We had very little in the way of data, so we were forced to rely on clinical consensus, which admittedly is a very poor way to do things.

Donald Klein (vice to Spitzer on the DSM)

We trashed it out basically. We had a 3 hour argument. If people were still divided in later meetings, the matter would be eventually decided by a vote.

Donald Klein (about how consensus was achieved in the DSM)

What I saw happening on these committees wasn’t scientific, it more resembled a group of friends trying to decide where they want to go for dinner.

Rennie Garfinkel (intern psychologist at the APA who participated in the DSMIII meetings)

 Our team was not typical of the psychiatric community; it allowed a small group with a particular viewpoint to take over psychiatry and change it in a fundamental way. We took over because we had the power.

Spitzer 

The way the world uses the manual is not always the way you intended it to be used.

Allan Frances (chairman of DSMIV) 

From the DSM point of view it is responsibility of the people using it, from the user’s point of view it is responsibility of the DSM to justify its usage. This is an artifact that is used by society to perform the most atrocious and unethical acts, with the particularity that it is the very same society that qualifies things as atrocious and unethical that performs the actions thus qualified. Shooting platoons use this mechanism to perform executions; authoritarian regimes use this mechanic to repress civil liberties, and so on. The common ground here is that individual responsibility is socially erased, the same individual responsibility that otherwise the same society would use as argument to punish the same exact behaviors.

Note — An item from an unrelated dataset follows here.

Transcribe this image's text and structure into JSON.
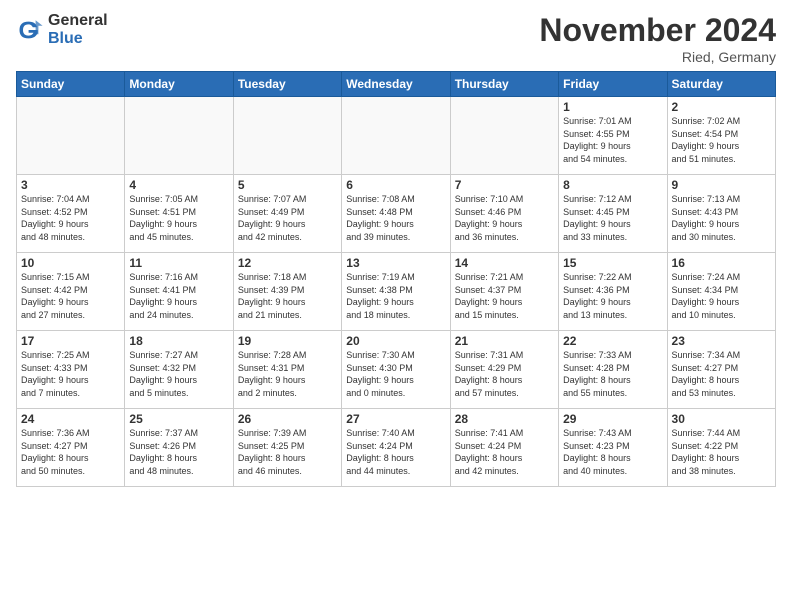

Bipolar, Asperger’s and ADHD inclusion on the DSM created 3 major faux epidemics in psychiatry. There is no gold standard for psychiatric diagnosis, but when the diagnosis rates triple over 15 years, my assumption is that medicalization is going on.

Frances 

We knew that everything that came before was arbitrary; we knew that most decisions that came before were arbitrary. It felt better to stabilize the existing arbitrary decisions than to create a whole assortment of new ones.